The very poignant point, of course, is that even near the very end of the 20th Century, we still are influenced by ethnicity in terms of what sorts of talents we think that a person might have. So it is whether we are white or black or Asian or Arabic or whatever.
If that is so, then it would be stunning if ethnicity did not still have some influence upon what we take the intellectual talents of a person to be. Thus, when we think physics, for example, a black face is not the first image that comes to mind, although there is in actuality a National Society of Black Physicists. By contrast, the face of an Asian would not faze us in the least. About 20 years ago, I published an essay entitled “Rationality and Affectivity: The Metaphysics of the Moral Self”; and upon meeting a professional philosopher who very much admired the essay, the person remarked: “It would not have occurred to me to think that you are black”.
If the person’s remarks are any indication of things, it is safe to say that our perception of philosophy is much more like our perception of physics than not, although obviously physics requires a command of mathematics that is not required of philosophy (except in a few subfields of the discipline).
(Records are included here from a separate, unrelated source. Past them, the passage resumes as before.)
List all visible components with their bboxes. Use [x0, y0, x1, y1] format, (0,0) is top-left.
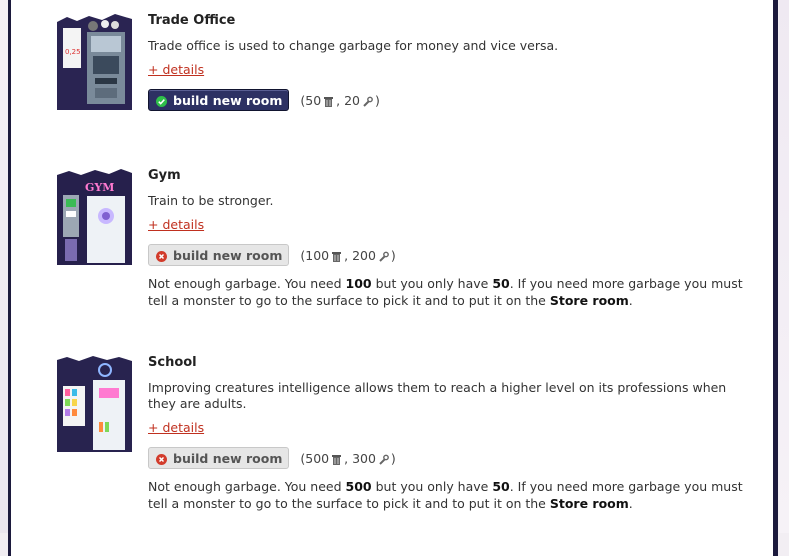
not-enough-garbage-warning: Not enough garbage. You need 100 but you…	[148, 275, 753, 309]
build-new-room-button[interactable]: build new room	[148, 447, 290, 469]
store-room-name: Store room	[549, 496, 629, 511]
trade-office-thumbnail: 0,25	[57, 14, 132, 110]
room-description: Improving creatures intelligence allows …	[148, 380, 727, 411]
background-right	[779, 0, 789, 533]
needed-amount: 500	[345, 479, 372, 494]
room-title: Trade Office	[148, 13, 236, 28]
warning-text: but you only have	[371, 276, 493, 291]
room-cost: (50 , 20 )	[300, 92, 380, 108]
build-line: build new room (50 , 20 )	[148, 88, 758, 112]
rooms-panel: 0,25 Trade Office Trade office is used t…	[8, 0, 778, 556]
room-description: Trade office is used to change garbage f…	[148, 38, 559, 53]
school-image	[57, 356, 132, 452]
gym-image: GYM	[57, 169, 132, 265]
warning-text: Not enough garbage. You need	[148, 276, 346, 291]
room-cost: (100 , 200 )	[300, 247, 396, 263]
warning-text: Not enough garbage. You need	[148, 479, 346, 494]
wrench-icon	[362, 95, 373, 107]
room-title: Gym	[148, 168, 181, 183]
needed-amount: 100	[345, 276, 372, 291]
warning-text: .	[628, 293, 633, 308]
not-enough-garbage-warning: Not enough garbage. You need 500 but you…	[148, 478, 753, 512]
cost-other: 200	[352, 247, 376, 263]
gym-thumbnail: GYM	[57, 169, 132, 265]
trash-bin-icon	[323, 95, 334, 107]
cost-other: 20	[344, 92, 361, 108]
build-button-label: build new room	[173, 247, 283, 263]
wrench-icon	[378, 453, 389, 465]
check-icon	[156, 95, 167, 107]
gym-sign: GYM	[85, 181, 114, 194]
build-button-label: build new room	[173, 92, 283, 108]
room-cost: (500 , 300 )	[300, 450, 396, 466]
trade-office-image: 0,25	[57, 14, 132, 110]
build-line: build new room (100 , 200 )	[148, 243, 758, 267]
price-text: 0,25	[65, 48, 81, 56]
warning-text: but you only have	[371, 479, 493, 494]
wrench-icon	[378, 250, 389, 262]
cross-icon	[156, 250, 167, 262]
build-line: build new room (500 , 300 )	[148, 446, 758, 470]
room-title: School	[148, 355, 197, 370]
room-description: Train to be stronger.	[148, 193, 274, 208]
available-amount: 50	[492, 276, 510, 291]
build-new-room-button[interactable]: build new room	[148, 89, 290, 111]
cross-icon	[156, 453, 167, 465]
details-link[interactable]: + details	[148, 218, 204, 232]
cost-garbage: 500	[305, 450, 330, 466]
store-room-name: Store room	[549, 293, 629, 308]
cost-garbage: 100	[305, 247, 330, 263]
details-link[interactable]: + details	[148, 63, 204, 77]
available-amount: 50	[492, 479, 510, 494]
cost-other: 300	[352, 450, 376, 466]
warning-text: .	[628, 496, 633, 511]
cost-garbage: 50	[305, 92, 322, 108]
school-thumbnail	[57, 356, 132, 452]
trash-bin-icon	[331, 250, 342, 262]
details-link[interactable]: + details	[148, 421, 204, 435]
build-button-label: build new room	[173, 450, 283, 466]
build-new-room-button[interactable]: build new room	[148, 244, 290, 266]
trash-bin-icon	[331, 453, 342, 465]
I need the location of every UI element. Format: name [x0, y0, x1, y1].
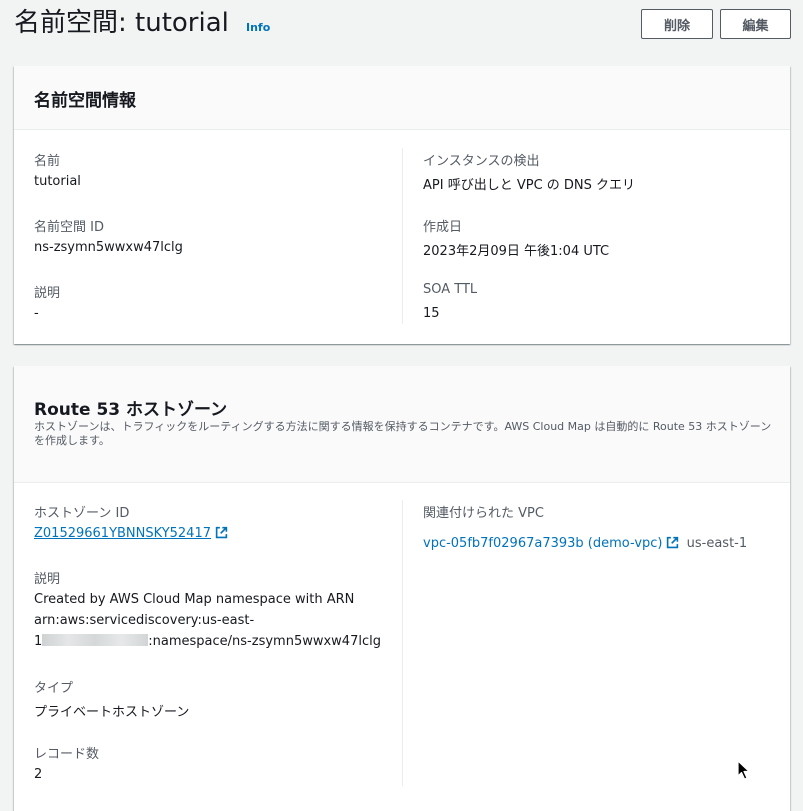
soa-ttl-label: SOA TTL [423, 282, 478, 297]
description-value: - [34, 306, 39, 321]
name-value: tutorial [34, 174, 81, 189]
type-label: タイプ [34, 681, 74, 696]
hz-description-label: 説明 [34, 572, 61, 587]
associated-vpc-value: vpc-05fb7f02967a7393b (demo-vpc) us-east… [423, 536, 747, 551]
namespace-id-label: 名前空間 ID [34, 220, 104, 235]
type-value: プライベートホストゾーン [34, 705, 190, 720]
namespace-info-header: 名前空間情報 [14, 66, 790, 130]
delete-button[interactable]: 削除 [641, 9, 713, 39]
soa-ttl-value: 15 [423, 306, 440, 321]
hz-description-namespace: :namespace/ns-zsymn5wwxw47lclg [148, 634, 381, 649]
namespace-info-card: 名前空間情報 名前 tutorial 名前空間 ID ns-zsymn5wwxw… [14, 66, 790, 344]
description-label: 説明 [34, 286, 61, 301]
instance-discovery-label: インスタンスの検出 [423, 154, 540, 169]
hz-description-account-prefix: 1 [34, 634, 43, 649]
edit-button[interactable]: 編集 [720, 9, 791, 39]
hz-description-value: Created by AWS Cloud Map namespace with … [34, 589, 384, 652]
hosted-zone-card: Route 53 ホストゾーン ホストゾーンは、トラフィックをルーティングする方… [14, 366, 790, 811]
name-label: 名前 [34, 154, 61, 169]
hosted-zone-id-link[interactable]: Z01529661YBNNSKY52417 [34, 526, 211, 541]
vpc-region: us-east-1 [686, 536, 748, 551]
external-link-icon[interactable] [666, 536, 679, 549]
record-count-value: 2 [34, 767, 43, 782]
record-count-label: レコード数 [34, 747, 100, 762]
page-header: 名前空間: tutorial Info 削除 編集 [14, 6, 791, 46]
external-link-icon[interactable] [215, 526, 228, 539]
namespace-info-title: 名前空間情報 [34, 91, 136, 111]
redacted-account-id [42, 634, 149, 646]
vpc-link[interactable]: vpc-05fb7f02967a7393b (demo-vpc) [423, 536, 662, 551]
hosted-zone-header: Route 53 ホストゾーン ホストゾーンは、トラフィックをルーティングする方… [14, 366, 790, 483]
column-divider [402, 500, 403, 786]
hosted-zone-title: Route 53 ホストゾーン [34, 400, 228, 420]
hz-description-line-3: 1 :namespace/ns-zsymn5wwxw47lclg [34, 631, 384, 652]
instance-discovery-value: API 呼び出しと VPC の DNS クエリ [423, 178, 636, 193]
hz-description-line-1: Created by AWS Cloud Map namespace with … [34, 592, 355, 607]
mouse-cursor-icon [737, 760, 750, 780]
page-title: 名前空間: tutorial [14, 8, 229, 38]
hz-description-line-2: arn:aws:servicediscovery:us-east- [34, 613, 255, 628]
created-date-value: 2023年2月09日 午後1:04 UTC [423, 244, 610, 259]
hosted-zone-id-label: ホストゾーン ID [34, 506, 130, 521]
associated-vpc-label: 関連付けられた VPC [423, 506, 544, 521]
column-divider [402, 148, 403, 324]
namespace-id-value: ns-zsymn5wwxw47lclg [34, 240, 183, 255]
info-link[interactable]: Info [246, 21, 270, 34]
hosted-zone-id-value: Z01529661YBNNSKY52417 [34, 526, 228, 541]
created-date-label: 作成日 [423, 220, 463, 235]
hosted-zone-description: ホストゾーンは、トラフィックをルーティングする方法に関する情報を保持するコンテナ… [34, 420, 772, 447]
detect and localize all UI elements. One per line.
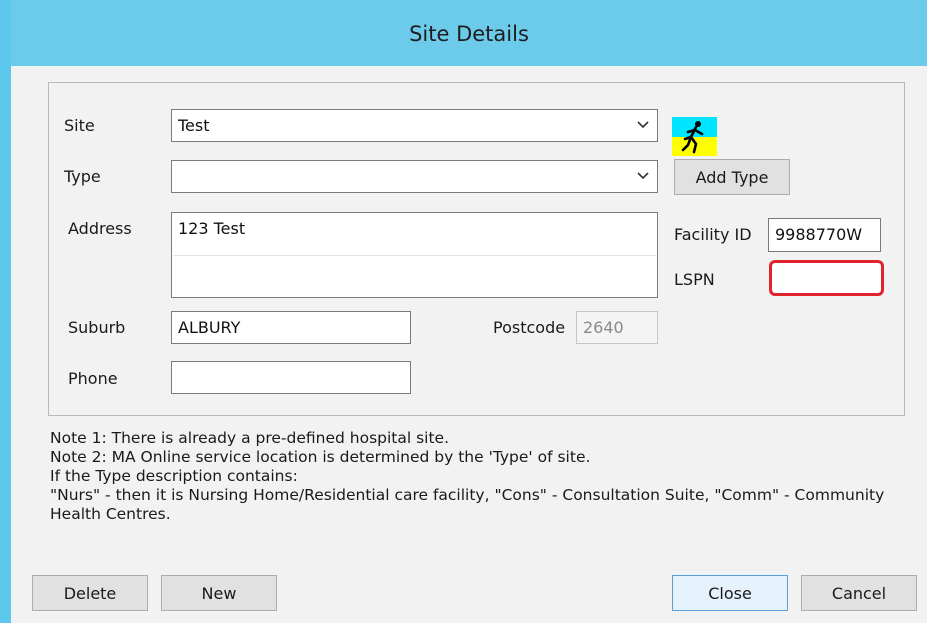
address-value: 123 Test [178,219,246,238]
address-label: Address [68,219,132,238]
note-2: Note 2: MA Online service location is de… [50,448,591,466]
lspn-input[interactable] [769,260,884,296]
postcode-label: Postcode [493,318,566,337]
type-combobox[interactable] [171,160,658,193]
delete-button[interactable]: Delete [32,575,148,611]
facility-id-label: Facility ID [674,225,752,244]
window-title: Site Details [409,22,529,46]
runner-icon[interactable] [672,117,717,156]
add-type-button[interactable]: Add Type [674,159,790,195]
phone-input[interactable] [171,361,411,394]
address-memo[interactable]: 123 Test [171,212,658,298]
notes-block: Note 1: There is already a pre-defined h… [50,429,900,524]
window-frame-left [0,0,11,623]
new-button[interactable]: New [161,575,277,611]
site-label: Site [64,116,95,135]
note-3: If the Type description contains: [50,467,298,485]
postcode-value: 2640 [583,318,624,337]
chevron-down-icon [637,172,649,180]
phone-label: Phone [68,369,118,388]
note-1: Note 1: There is already a pre-defined h… [50,429,450,447]
site-combobox[interactable]: Test [171,109,658,142]
type-label: Type [64,167,101,186]
title-bar[interactable]: Site Details [11,0,927,66]
facility-id-input[interactable]: 9988770W [768,218,881,252]
cancel-button[interactable]: Cancel [801,575,917,611]
chevron-down-icon [637,121,649,129]
postcode-input[interactable]: 2640 [576,311,658,344]
close-button[interactable]: Close [672,575,788,611]
note-4: "Nurs" - then it is Nursing Home/Residen… [50,486,885,523]
facility-id-value: 9988770W [775,225,863,244]
site-value: Test [178,116,210,135]
suburb-input[interactable]: ALBURY [171,311,411,344]
lspn-label: LSPN [674,270,715,289]
suburb-value: ALBURY [178,318,241,337]
address-line-divider [173,255,656,256]
suburb-label: Suburb [68,318,126,337]
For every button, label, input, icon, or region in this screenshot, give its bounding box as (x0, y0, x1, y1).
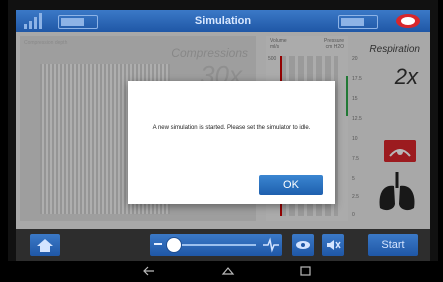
recent-apps-icon[interactable] (298, 265, 312, 277)
ok-button[interactable]: OK (259, 175, 323, 195)
mute-button[interactable] (322, 234, 344, 256)
dialog-message: A new simulation is started. Please set … (152, 125, 311, 131)
battery-icon (338, 15, 378, 29)
speed-slider[interactable] (150, 234, 274, 256)
pulse-button[interactable] (260, 234, 282, 256)
android-nav-bar (0, 261, 443, 282)
view-button[interactable] (292, 234, 314, 256)
slider-handle[interactable] (166, 237, 182, 253)
pulse-icon (263, 237, 279, 253)
start-button[interactable]: Start (368, 234, 418, 256)
top-bar: Simulation (16, 10, 430, 32)
minus-icon (154, 243, 162, 245)
home-icon (37, 239, 53, 252)
back-icon[interactable] (142, 265, 156, 277)
alert-dialog: A new simulation is started. Please set … (128, 81, 335, 204)
control-bar: Start (16, 229, 430, 261)
eye-icon (296, 241, 310, 249)
brand-logo-icon (396, 14, 420, 28)
mute-icon (327, 240, 341, 250)
home-button[interactable] (30, 234, 60, 256)
home-nav-icon[interactable] (221, 265, 235, 277)
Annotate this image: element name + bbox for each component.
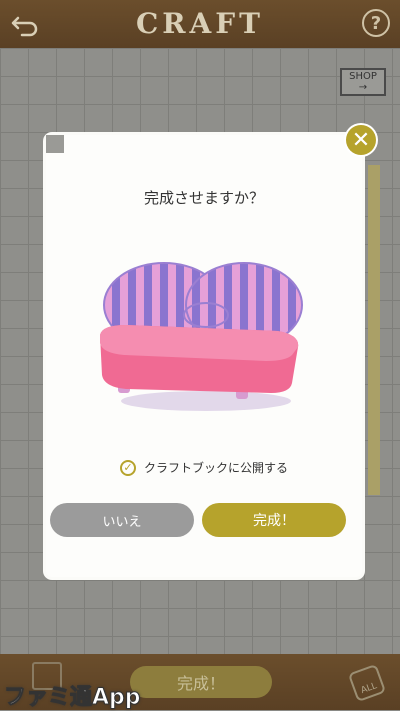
publish-checkbox-label: クラフトブックに公開する: [143, 461, 288, 475]
top-bar: CRAFT ?: [0, 0, 400, 48]
confirm-dialog: 完成させますか？ ✓ クラフトブックに公開する いいえ 完成！: [46, 135, 362, 577]
publish-checkbox-row[interactable]: ✓ クラフトブックに公開する: [46, 459, 362, 476]
arrow-right-icon: →: [358, 82, 368, 93]
complete-button[interactable]: 完成！: [202, 503, 346, 537]
side-frame: [368, 165, 380, 495]
help-button[interactable]: ?: [362, 9, 390, 37]
watermark-logo: ファミ通App: [4, 685, 142, 711]
no-button[interactable]: いいえ: [50, 503, 194, 537]
check-icon[interactable]: ✓: [119, 459, 136, 476]
dialog-question: 完成させますか？: [143, 189, 264, 207]
shop-button[interactable]: SHOP →: [340, 68, 386, 96]
bottom-complete-button[interactable]: 完成！: [130, 666, 272, 698]
close-icon[interactable]: ✕: [346, 125, 376, 155]
sofa-image: [100, 262, 303, 411]
page-title: CRAFT: [136, 7, 264, 40]
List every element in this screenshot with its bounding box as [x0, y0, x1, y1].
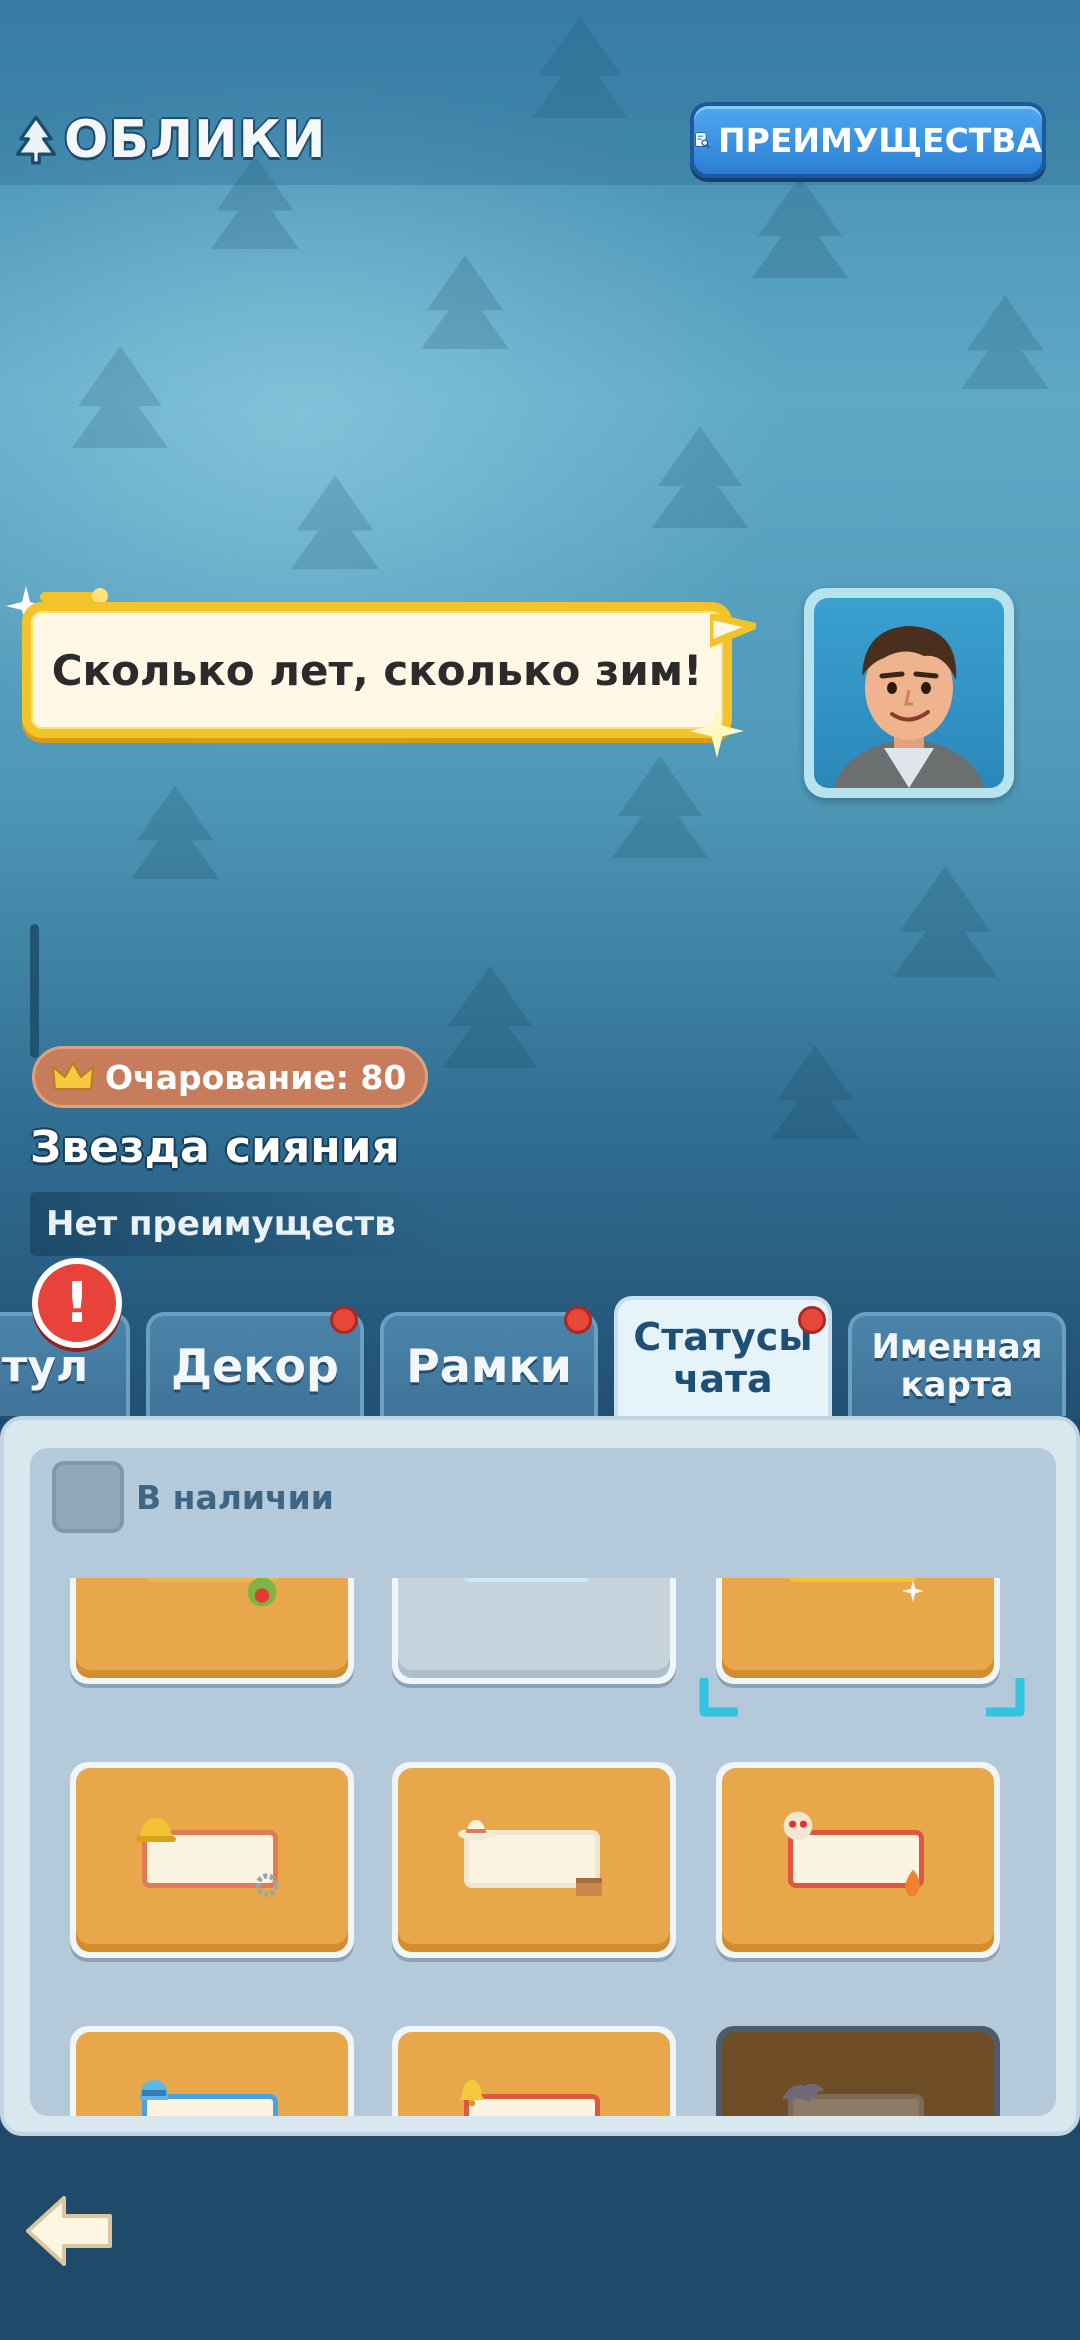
chat-status-card[interactable]	[716, 1762, 1000, 1958]
charm-badge: Очарование: 80	[32, 1046, 428, 1108]
lion-mask-icon	[783, 1811, 813, 1841]
hat-icon	[458, 1820, 494, 1840]
skin-name: Звезда сияния	[30, 1122, 400, 1173]
background-tree-icon	[752, 176, 848, 278]
flame-icon	[905, 1869, 920, 1897]
notification-dot	[798, 1306, 826, 1334]
avatar	[804, 588, 1014, 798]
background-tree-icon	[771, 1045, 859, 1139]
bubble-tail	[710, 614, 756, 648]
chat-status-text: Сколько лет, сколько зим!	[51, 645, 703, 695]
tab-label: Декор	[171, 1339, 339, 1393]
background-tree-icon	[893, 866, 997, 977]
background-tree-icon	[652, 426, 748, 528]
chat-status-bubble: Сколько лет, сколько зим!	[22, 602, 732, 738]
tab-label: Статусы чата	[633, 1315, 813, 1401]
helmet-icon	[140, 2080, 168, 2100]
back-arrow-icon[interactable]	[24, 2192, 116, 2270]
gear-icon	[255, 1873, 279, 1897]
charm-label: Очарование: 80	[105, 1057, 407, 1097]
benefits-button-label: ПРЕИМУЩЕСТВА	[718, 120, 1042, 160]
notification-dot	[330, 1306, 358, 1334]
background-tree-icon	[291, 475, 379, 569]
bell-icon	[459, 2079, 485, 2107]
background-tree-icon	[131, 785, 219, 879]
alert-badge-text: !	[64, 1270, 90, 1336]
in-stock-checkbox[interactable]	[52, 1461, 124, 1533]
chat-status-card-selected[interactable]	[716, 1578, 1000, 1684]
background-tree-icon	[612, 756, 708, 858]
selection-corner	[699, 1678, 738, 1717]
items-panel: В наличии	[0, 1416, 1080, 2136]
items-panel-inner: В наличии	[30, 1448, 1056, 2116]
crown-icon	[52, 1062, 94, 1090]
tree-icon	[15, 115, 57, 165]
chat-status-card[interactable]	[70, 1762, 354, 1958]
chat-status-card-locked[interactable]	[716, 2026, 1000, 2116]
sparkle-icon	[902, 1580, 924, 1602]
hard-hat-icon	[136, 1818, 176, 1842]
alert-badge[interactable]: !	[32, 1258, 122, 1348]
tab-label: Именная карта	[871, 1327, 1043, 1405]
document-search-icon	[695, 132, 710, 149]
page-title: ОБЛИКИ	[14, 100, 327, 180]
tab-label: тул	[1, 1340, 89, 1392]
chat-status-card[interactable]	[392, 2026, 676, 2116]
dragon-icon	[782, 2083, 824, 2102]
benefits-status: Нет преимуществ	[30, 1192, 450, 1256]
in-stock-filter[interactable]: В наличии	[52, 1461, 334, 1533]
in-stock-label: В наличии	[136, 1477, 334, 1517]
background-tree-icon	[72, 346, 168, 448]
chat-status-card[interactable]	[70, 1578, 354, 1684]
notification-dot	[564, 1306, 592, 1334]
items-grid[interactable]	[30, 1578, 1056, 2116]
background-tree-icon	[421, 255, 509, 349]
tab-name-card[interactable]: Именная карта	[848, 1312, 1066, 1416]
category-tabs: тул Декор Рамки Статусы чата Именная кар…	[0, 1296, 1080, 1416]
box-icon	[576, 1878, 602, 1896]
chat-status-card[interactable]	[392, 1762, 676, 1958]
chat-status-card[interactable]	[70, 2026, 354, 2116]
preview-scrollbar[interactable]	[30, 924, 39, 1058]
avatar-portrait	[834, 626, 984, 788]
background-tree-icon	[961, 295, 1049, 389]
sparkle-icon	[690, 704, 744, 758]
background-tree-icon	[442, 966, 538, 1068]
sticker-icon	[247, 1578, 277, 1607]
benefits-button[interactable]: ПРЕИМУЩЕСТВА	[690, 102, 1046, 178]
selection-corner	[986, 1678, 1025, 1717]
chat-status-card[interactable]	[392, 1578, 676, 1684]
page-title-text: ОБЛИКИ	[64, 110, 327, 170]
tab-label: Рамки	[406, 1339, 572, 1393]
I have subsequently learnt from others that the primary focus of my research is race theory. Have I written about race? Absolutely! But so has Ronald Dworkin; and no one thinks for a moment that race theory is the primary focus of his research. I written much about friendship and forgiveness and the structure of evil.
As for the relevance of the black experience to philosophy, what I think is that there are fascinating ways in which the black experience can be extremely philosophically illuminating. And that was the central point of “Upside-Down Equality: A Response Kantian Thought” — and not at all the character and structure of racism. Interestingly, what I argued in the essay is that whites in South Africa have an understanding about equality generally that few individuals, be they black or white, in Europe and North American can grasp.
Putting these considerations together, perhaps one reason why a few of my colleagues think that I am arrogant may have more to do with their conception of the ethnicity of who should be a successful philosopher and, in particular, who should be a successful philosopher in the Syracuse University Department of Philosophy. For just as in this blog-entry I have only drawn attention to two essays that I have published (and my blog-entries generally are not about my publications and accomplishments), I say next to nothing to my colleagues about the things that I have done professionally. Indeed, I am not around them enough to do so.
Alas, when I arrived at Syracuse University Philosophy Department, the most successful of philosophers by far were all white: William Alston, Jonathan Bennett, and Peter Van Inwagen. It is simply false nowadays that the most successful of philosophers in the Department by far are all white. And that, I suspect, is a reality that no one saw coming. Significantly, this could be a more disturbing truth to some old-timers than is the truth that the Philosophy Department no longer has the stature it once had.




As a whole, you break many molds. Your race only happens to be the most apparent. The others, including your religion, political stance, fierce independence, and LACK of arrogance, is hard for some to grasp. They wonder, why does a successful person not seek praise? Along with many other questions. The main question being, why doesn’t he conform to the rest of us? They gave up something (could be any number of things) in exchange for the comfort and utility of a group. But you were sufficient without the exchange, and that feels threatening. For those who see colleagues or peers as competitors, this is perhaps the most threatening of feelings because it implies that the other person is inherently better off. The independent person indeed is better off, but mainly for the reason that he makes choices regardless of such petty fears.